Валерик боялся, что малыш не вспомнит Леру и не примет Льва, но Даня чурался их только первое время, до болезни. Он привык к тонким Лериным ладоням, избавляющим его от жара, и к сильным рукам Льва, перекладывающим его на свежие, холодящие простыни. А когда болезнь отступила и Данин взгляд стал осмысленным и ясным, он стал сначала внимательно наблюдать, а потом вдруг толкнул ложку с лекарством, разлил микстуру по одеялу и приник к Лере всем телом, как умеют только кошки и маленькие дети. Он висел на ней несколько дней, как детёныш опоссума или маленькой обезьянки. Он просыпался ночью и проверял, тут ли она, и плакал, если ей случалось отойти. Лера тоже плакала почти всё время, а Лев был рядом: молчаливо и надёжно.
И мама сказала Валерику:
– Почему бы нам не съездить на дачу?
Они не хотели мешать.
Валерик уже забыл, как хорошо на даче. Лес встретил его непривычной свежестью и отточенной тишиной. Закружилась с непривычки голова, и ключ не захотел поворачиваться в замке с первого раза.

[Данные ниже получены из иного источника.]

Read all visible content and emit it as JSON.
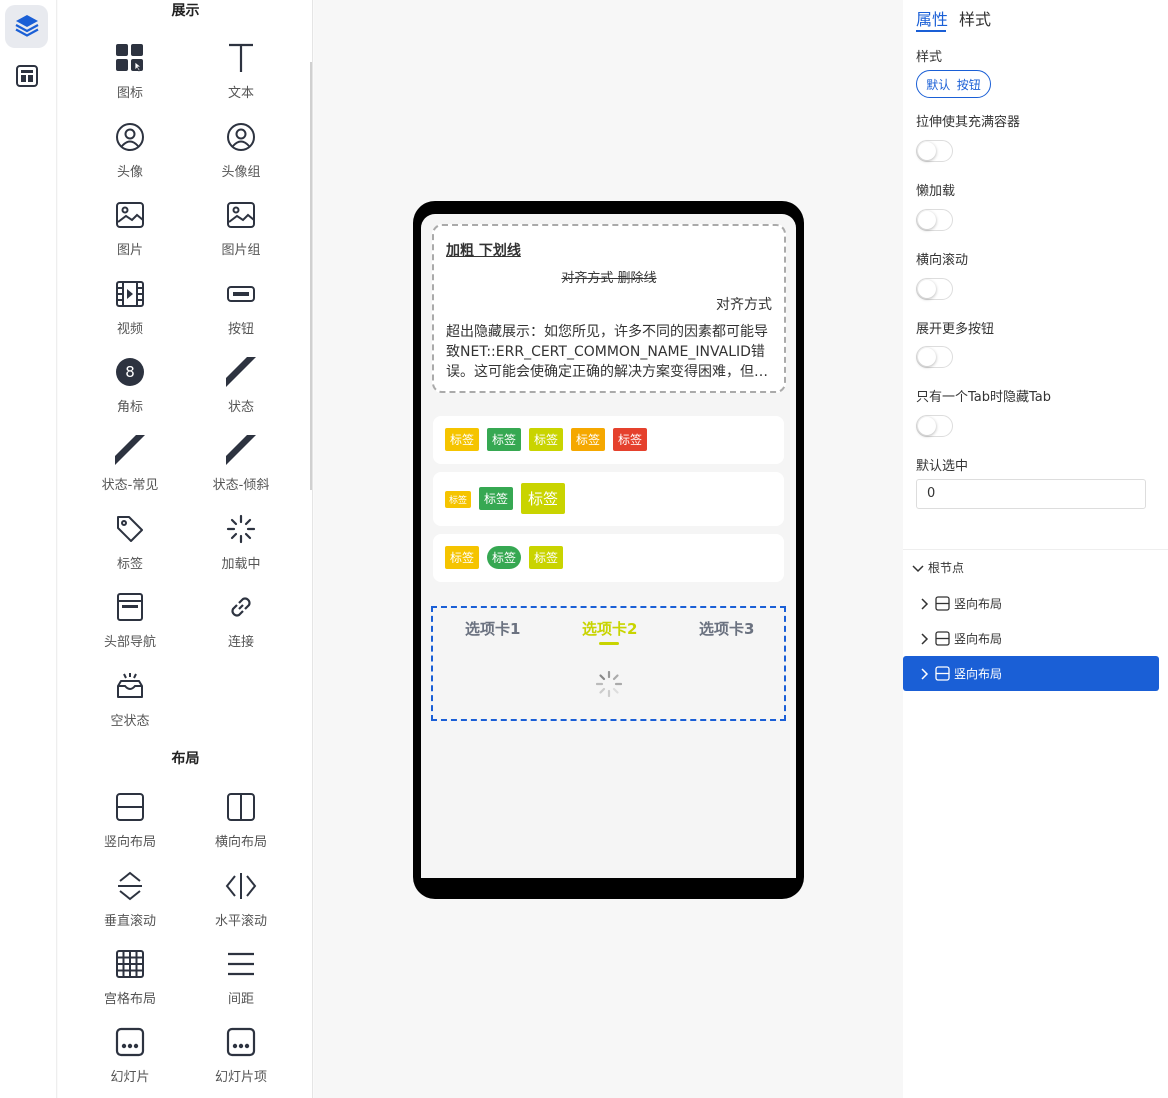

Валерик стоял во дворе, подняв к небу лицо, впитывая запахи и звуки, а мама деловито прошла в дом и сразу принялась что-то делать там: расставлять, проветривать, наводить порядок. Сразу вдруг показалось, что это их дом и их место. Мысль была удивительной, потому что Валерик не думал так даже когда был мальчишкой.
Он уселся на половинке бревна и провёл рукой по тёмному волокнистому дереву. Подумал об арцирии... И вдруг увидел на краешке крохотный спутанный клубочек спорангиев. Он только готовился выпустить споры и казался даже сыроватым. И это была арцирия, но такая, какой Валерик не видел никогда в жизни. Она не была песчано-жёлтой, или даже медово-жёлтой. Она была ярко-оранжевой, с синей тенью, прячущейся в изгибах капеллиция: такими бывают с изнанки моховики и козлята. Валерик боялся даже вздохнуть. Он бросился в дом, к ноуту, не обратив внимания на маму, которая готовилась мыть кухонное окно.